Manisa’da deprem beklenmeyen faylarda 1 Temmuz’dan itibaren 3.7 büyüklüğüne varan zelzeleler olmaya başladığını anlatan DAUM Yöneticisi Prof. Dr. Hasan Sözbilir, bu zelzelelerin Türkiye diri fay haritasında çizilmemiş faylar üzerinde gerçekleştiğini açıkladı.

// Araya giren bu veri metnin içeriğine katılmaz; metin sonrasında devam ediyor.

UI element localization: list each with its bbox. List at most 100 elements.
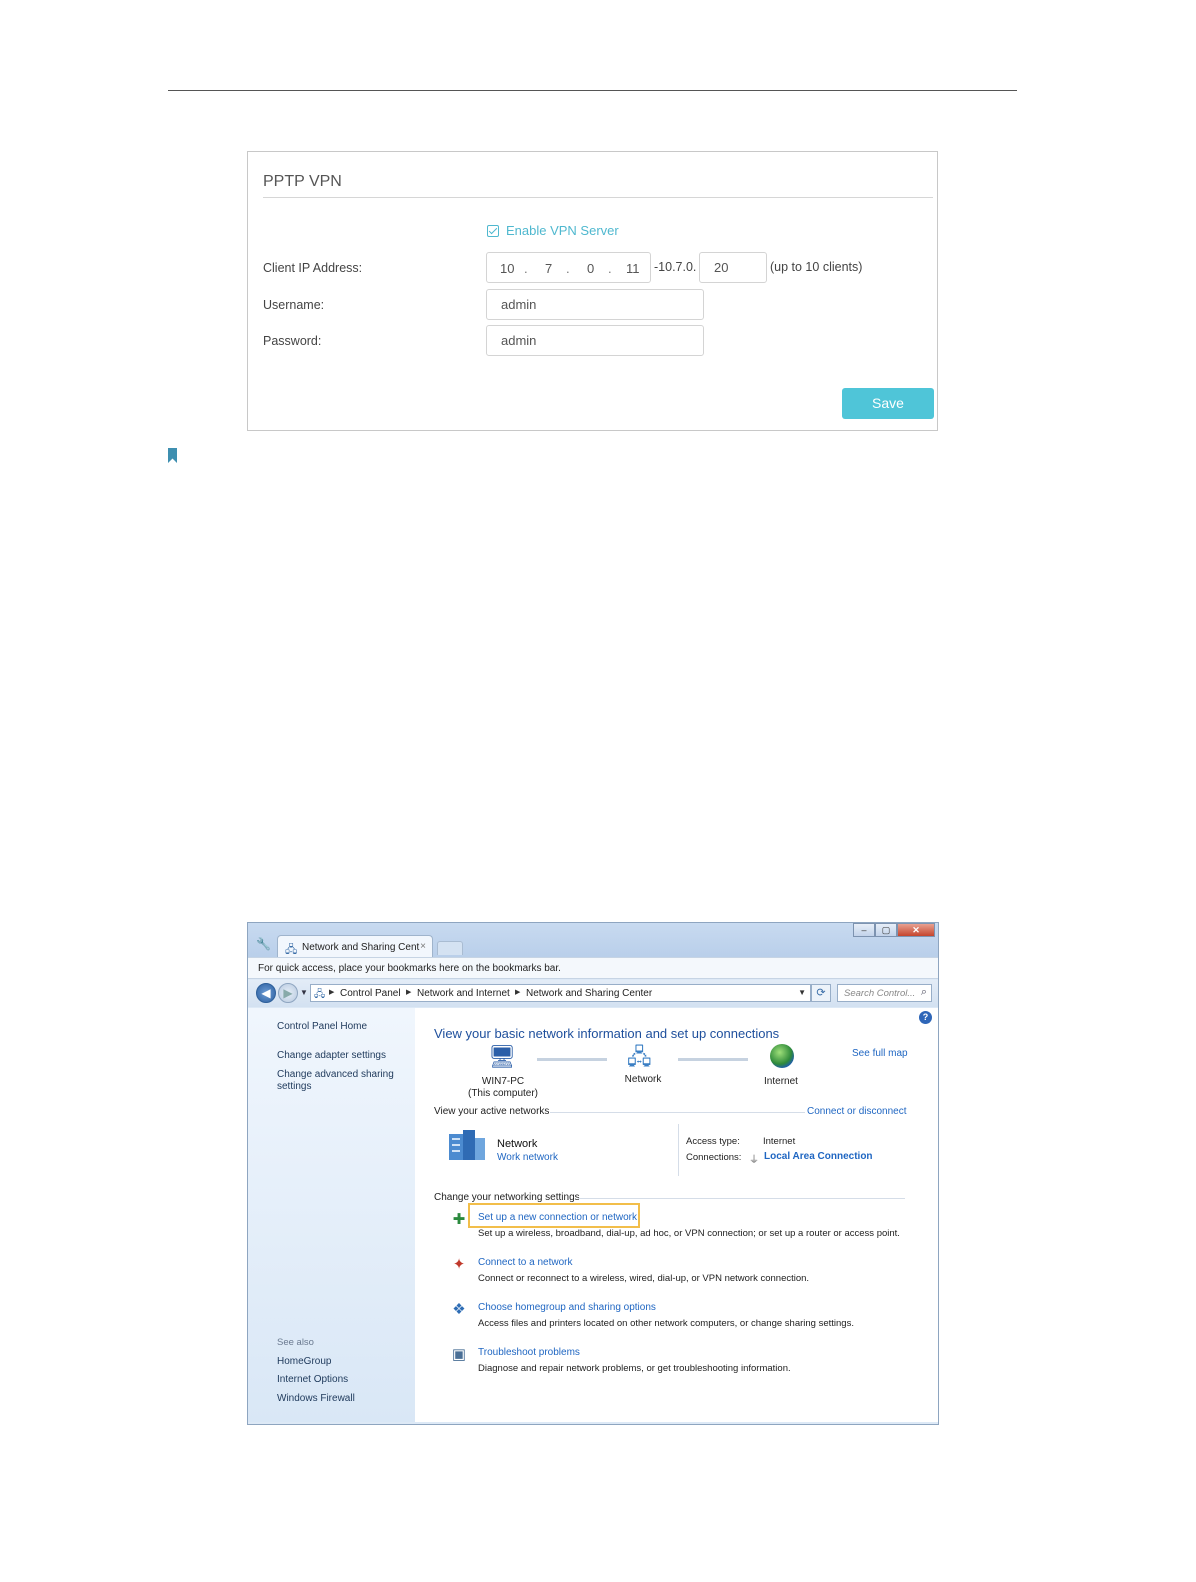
chevron-right-icon: ▶: [329, 989, 335, 996]
back-button[interactable]: ◀: [256, 983, 276, 1003]
client-ip-label: Client IP Address:: [263, 261, 363, 275]
network-icon: 🖧: [627, 1044, 652, 1069]
network-type-link[interactable]: Work network: [497, 1152, 558, 1163]
help-icon[interactable]: ?: [919, 1011, 932, 1024]
window-controls: – ▢ ✕: [853, 923, 935, 937]
close-window-button[interactable]: ✕: [897, 923, 935, 937]
network-sharing-center-window: 🔧 🖧 Network and Sharing Cent × – ▢ ✕ For…: [247, 922, 939, 1425]
password-field[interactable]: admin: [486, 325, 704, 356]
username-label: Username:: [263, 298, 325, 312]
forward-button[interactable]: ▶: [278, 983, 298, 1003]
homegroup-sharing-link[interactable]: Choose homegroup and sharing options: [478, 1302, 656, 1313]
header-rule: [168, 90, 1017, 91]
save-button[interactable]: Save: [842, 388, 934, 419]
pptp-vpn-panel: PPTP VPN Enable VPN Server Client IP Add…: [247, 151, 938, 431]
active-networks-heading: View your active networks: [434, 1106, 550, 1117]
network-separator: [678, 1124, 679, 1176]
password-label: Password:: [263, 334, 322, 348]
page-heading: View your basic network information and …: [434, 1026, 780, 1041]
active-network-name: Network: [497, 1138, 538, 1150]
bookmark-icon: [168, 448, 177, 463]
access-type-value: Internet: [763, 1136, 796, 1147]
enable-vpn-toggle[interactable]: Enable VPN Server: [487, 223, 619, 238]
chevron-down-icon[interactable]: ▼: [798, 988, 806, 997]
username-field[interactable]: admin: [486, 289, 704, 320]
address-bar[interactable]: 🖧 ▶ Control Panel ▶ Network and Internet…: [310, 984, 811, 1002]
client-ip-start-field[interactable]: 10 . 7 . 0 . 11: [486, 252, 651, 283]
map-pc-sub: (This computer): [467, 1088, 538, 1099]
plug-icon: ⏚: [749, 1155, 759, 1166]
client-ip-end-field[interactable]: 20: [699, 252, 767, 283]
ip-octet-4[interactable]: 11: [626, 261, 640, 276]
chevron-right-icon: ▶: [515, 989, 521, 996]
windows-firewall-link[interactable]: Windows Firewall: [277, 1393, 407, 1405]
connect-network-desc: Connect or reconnect to a wireless, wire…: [478, 1273, 810, 1284]
ip-octet-3[interactable]: 0: [587, 261, 594, 276]
panel-divider: [263, 197, 933, 198]
local-area-connection-link[interactable]: Local Area Connection: [764, 1151, 873, 1162]
connections-label: Connections:: [686, 1152, 742, 1163]
chevron-right-icon: ▶: [406, 989, 412, 996]
panel-title: PPTP VPN: [263, 173, 342, 190]
internet-options-link[interactable]: Internet Options: [277, 1374, 407, 1386]
enable-vpn-checkbox[interactable]: [487, 224, 499, 237]
maximize-button[interactable]: ▢: [875, 923, 897, 937]
connect-disconnect-link[interactable]: Connect or disconnect: [807, 1106, 907, 1117]
ip-dot: .: [524, 261, 528, 276]
computer-icon: 🖥: [488, 1044, 516, 1069]
network-building-icon[interactable]: [447, 1128, 487, 1160]
map-connector: [678, 1058, 748, 1061]
refresh-button[interactable]: ⟳: [811, 984, 831, 1002]
search-placeholder: Search Control...: [844, 988, 916, 999]
map-internet-label[interactable]: Internet: [751, 1076, 811, 1087]
change-adapter-settings-link[interactable]: Change adapter settings: [277, 1050, 407, 1062]
breadcrumb-network-internet[interactable]: Network and Internet: [417, 988, 510, 999]
homegroup-icon[interactable]: ❖: [450, 1301, 468, 1319]
change-settings-heading: Change your networking settings: [434, 1192, 580, 1203]
setup-new-connection-desc: Set up a wireless, broadband, dial-up, a…: [478, 1228, 900, 1239]
setup-new-connection-link[interactable]: Set up a new connection or network: [478, 1212, 637, 1223]
tab-network-sharing-center[interactable]: 🖧 Network and Sharing Cent ×: [277, 935, 433, 957]
ip-range-prefix: -10.7.0.: [654, 260, 697, 274]
map-connector: [537, 1058, 607, 1061]
search-input[interactable]: Search Control... ⌕: [837, 984, 932, 1002]
ip-dot: .: [608, 261, 612, 276]
map-pc-name: WIN7-PC: [481, 1076, 525, 1087]
new-connection-icon[interactable]: ✚: [450, 1211, 468, 1229]
left-task-pane: Control Panel Home Change adapter settin…: [248, 1008, 415, 1422]
breadcrumb-control-panel[interactable]: Control Panel: [340, 988, 401, 999]
homegroup-sharing-desc: Access files and printers located on oth…: [478, 1318, 854, 1329]
new-tab-button[interactable]: [437, 941, 463, 955]
wrench-icon[interactable]: 🔧: [256, 937, 271, 951]
chevron-down-icon[interactable]: ▼: [300, 988, 308, 997]
globe-icon: [770, 1044, 794, 1068]
minimize-button[interactable]: –: [853, 923, 875, 937]
main-content-pane: ? View your basic network information an…: [415, 1008, 938, 1422]
homegroup-link[interactable]: HomeGroup: [277, 1356, 407, 1368]
section-divider: [550, 1112, 805, 1113]
close-icon[interactable]: ×: [420, 941, 426, 952]
bookmarks-bar: For quick access, place your bookmarks h…: [248, 957, 938, 979]
ip-dot: .: [566, 261, 570, 276]
connect-network-icon[interactable]: ✦: [450, 1256, 468, 1274]
section-divider: [578, 1198, 905, 1199]
troubleshoot-icon[interactable]: ▣: [450, 1346, 468, 1364]
clients-note: (up to 10 clients): [770, 260, 863, 274]
control-panel-home-link[interactable]: Control Panel Home: [277, 1021, 407, 1033]
troubleshoot-link[interactable]: Troubleshoot problems: [478, 1347, 580, 1358]
control-panel-icon: 🖧: [314, 989, 326, 1000]
troubleshoot-desc: Diagnose and repair network problems, or…: [478, 1363, 791, 1374]
see-also-heading: See also: [277, 1337, 314, 1348]
ip-octet-1[interactable]: 10: [500, 261, 514, 276]
map-network-label[interactable]: Network: [613, 1074, 673, 1085]
network-icon: 🖧: [285, 944, 298, 956]
see-full-map-link[interactable]: See full map: [852, 1048, 908, 1059]
tab-title: Network and Sharing Cent: [302, 942, 420, 953]
change-advanced-sharing-link[interactable]: Change advanced sharing settings: [277, 1069, 407, 1093]
address-row: ◀ ▶ ▼ 🖧 ▶ Control Panel ▶ Network and In…: [248, 980, 938, 1007]
breadcrumb-network-sharing-center[interactable]: Network and Sharing Center: [526, 988, 652, 999]
search-icon[interactable]: ⌕: [921, 986, 927, 999]
ip-octet-2[interactable]: 7: [545, 261, 552, 276]
browser-titlebar: 🔧 🖧 Network and Sharing Cent × – ▢ ✕: [248, 923, 938, 957]
connect-network-link[interactable]: Connect to a network: [478, 1257, 573, 1268]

Kesimdeki sismik kaynağın yaklaşık 10 kat arttığını kaydeden Prof. Dr. Sözbilir, “Manisa zelzelelerinin İzmir’e hakikat göçü devam ediyor. 22 Ocak’ta Akhisar’da başlayan sarsıntı fırtınası 5 aylık bir müddette 6 binin üzerinde artçı zelzele ürettikten sonra 26 Haziran’da 5.5 büyüklüğündeki Gölmarmara sarsıntısıyla güneye akıllıca göç etmişti. Burada Ozanca fayı ve Gölmarmara fayı tarafından üretilen 5.5 büyüklüğündeki ana şok ve artçı sarsıntılardan sonra 1 Temmuz’dan itibaren Manisa fayı ucundaki tali faylar tetiklendi. Çobanisa güneyinde 1 Temmuz’dan itibaren oluşan ve büyüklüğü 3.7’ye varan zelzeleler diri fay sınıfında kıymetlendirilmeyen ve sarsıntı beklenmeyen faylar üzerinde gerçekleşmektedir. Manisa fayının şark ucundaki yükselen blokta konum alan bu faylar Sancaklıkayadibi ve Sancaklıbozkoy fayı olarak bilinir. 10 kilometre uzunluğunda olan bu faylar bir bütün olarak kırıldığında 6 büyüklüğündeki zelzelelere neden olabilirler. Bu nedenle Manisa fayı şark ucunda gerçekleşen bu sarsıntıların dikkatlice izlenmesinde yarar vardır” dedi.
FAY SAYISINDA ARTIŞ
Türkiye’deki fay haritasının son olarak 2011 yılında çizildiğini lisana getiren Prof. Dr. Hasan Sözbilir, bu haritaların 10 yıl arayla yenilenmesi gerektiğine dikkat çekti. Ilmî çalışmalarla birlikte mütemadi yeni faylar çizildiğini söyleyen Prof. Dr. Sözbilir, yeni fayların yeni sarsıntı ürettiğini belirterek, “Yeni fayları çizip sarsıntı tehlike tahlilinde kıymetlendirmek gerekiyor. Türkiye’de resmi manada 485 tane fay var. Lakin son 10 yılda tahminen de 100’ün üzerinde fay eklendi. Denizdeki faylar da bu haritaya ekli değil. Hepsini eklediğimizde Türkiye’de yaklaşık bin fay olduğunu söyleyebiliriz” diye konuştu. Fayı olmayan vilayetlerin sarsıntı açısından daha şanslı olduğunu kaydeden Prof. Dr. Sözbilir, yerleşim taraflarının üzerinden fay geçmesi halinde riskin arttığını belirtti. 1 Temmuz’da sarsıntıya neden olan fayın 6 büyüklüğünde bir sarsıntı üretmesi halinde Manisa’nın da İzmir’in de olumsuz etkileneceğini anlatan Prof. Dr. Sözbilir, şöyle devam etti:
“Bu fay tıpkı vakitte çok büyük Manisa fayına bağlı. Geçmişte çok kıymetli bulunmayıp çizilmemiş olabilir lakin şu anda zelzele üretme potansiyeli olduğu ortaya çıktı. Uzunluğu da biliniyor. Haritaya işlemek gerekir. Devlet yetkilileri harekete geçmeli. Afet ve Acil Durum Idaresi Başkanlığı (AFAD), Zelzele Daire Başkanlığı ve üniversiteler birleşerek çalışmalı. Türkiye’de yaklaşık 50 kişi bu fayları çizip haritalara geçirtebilir.”